Patients with deteriorating blood pressure, accelerating tachycardia, or worsening acidosis despite aggressive resuscitation, received venovenous extracorporeal plasmafiltration, 1:1 exchanging 3–4 plasma volumes over four hours. After exchange, oliguric or anuric patients were supported with haemofiltration. Plasma exchange was repeated if clinical improvement was not observed or sustained.
In the three years prior to this policy, the crude mortality for meningococcal septicaemia on the paediatric intensive care unit (PICU) was 28% (n = 60).

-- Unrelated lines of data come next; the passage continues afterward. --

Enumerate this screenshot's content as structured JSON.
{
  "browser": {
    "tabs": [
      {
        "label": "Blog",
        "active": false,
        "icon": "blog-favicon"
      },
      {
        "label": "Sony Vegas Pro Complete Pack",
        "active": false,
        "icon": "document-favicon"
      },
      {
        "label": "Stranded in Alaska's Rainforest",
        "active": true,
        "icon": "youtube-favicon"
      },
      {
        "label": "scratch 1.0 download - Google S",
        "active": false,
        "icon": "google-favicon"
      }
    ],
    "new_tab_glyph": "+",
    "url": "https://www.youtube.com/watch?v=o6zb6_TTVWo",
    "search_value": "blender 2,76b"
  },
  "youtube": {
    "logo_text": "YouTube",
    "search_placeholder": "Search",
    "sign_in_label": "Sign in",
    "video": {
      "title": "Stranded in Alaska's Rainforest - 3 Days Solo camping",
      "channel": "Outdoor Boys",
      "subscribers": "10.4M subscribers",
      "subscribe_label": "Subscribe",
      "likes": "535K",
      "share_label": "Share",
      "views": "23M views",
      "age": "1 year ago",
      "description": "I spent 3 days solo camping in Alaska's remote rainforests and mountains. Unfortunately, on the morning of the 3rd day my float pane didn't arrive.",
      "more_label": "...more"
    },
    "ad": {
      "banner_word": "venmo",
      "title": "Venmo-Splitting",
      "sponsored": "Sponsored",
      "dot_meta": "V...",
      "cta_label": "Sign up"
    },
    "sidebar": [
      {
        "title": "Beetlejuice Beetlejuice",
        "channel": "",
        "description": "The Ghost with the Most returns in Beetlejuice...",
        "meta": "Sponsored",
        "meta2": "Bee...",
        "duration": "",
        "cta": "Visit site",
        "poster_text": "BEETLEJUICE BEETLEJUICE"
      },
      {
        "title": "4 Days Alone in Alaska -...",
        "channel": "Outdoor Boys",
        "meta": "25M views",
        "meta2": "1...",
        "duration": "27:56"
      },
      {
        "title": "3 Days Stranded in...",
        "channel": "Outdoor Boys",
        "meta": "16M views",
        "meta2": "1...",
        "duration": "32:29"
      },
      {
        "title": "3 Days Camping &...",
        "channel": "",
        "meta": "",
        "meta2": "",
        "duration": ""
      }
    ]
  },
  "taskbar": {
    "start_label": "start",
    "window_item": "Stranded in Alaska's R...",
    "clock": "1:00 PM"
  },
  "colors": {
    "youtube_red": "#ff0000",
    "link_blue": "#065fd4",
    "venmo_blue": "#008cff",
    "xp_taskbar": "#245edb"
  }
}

During the 3.5 year period of the filtration policy, 101 children with meningococcal disease were admitted to the PICU. Eighty five patients were in shock. Of these, 62 were not filtered, of whom five died, including four patients with maximal Glasgow meningococcal septicaemia prognostic scores (GMSPS) who died within four hours of admission (negating any opportunity to complete a plasma exchange). Twenty three patients were filtered (six deaths). The overall mortality for meningococcal septic shock was 12.9%.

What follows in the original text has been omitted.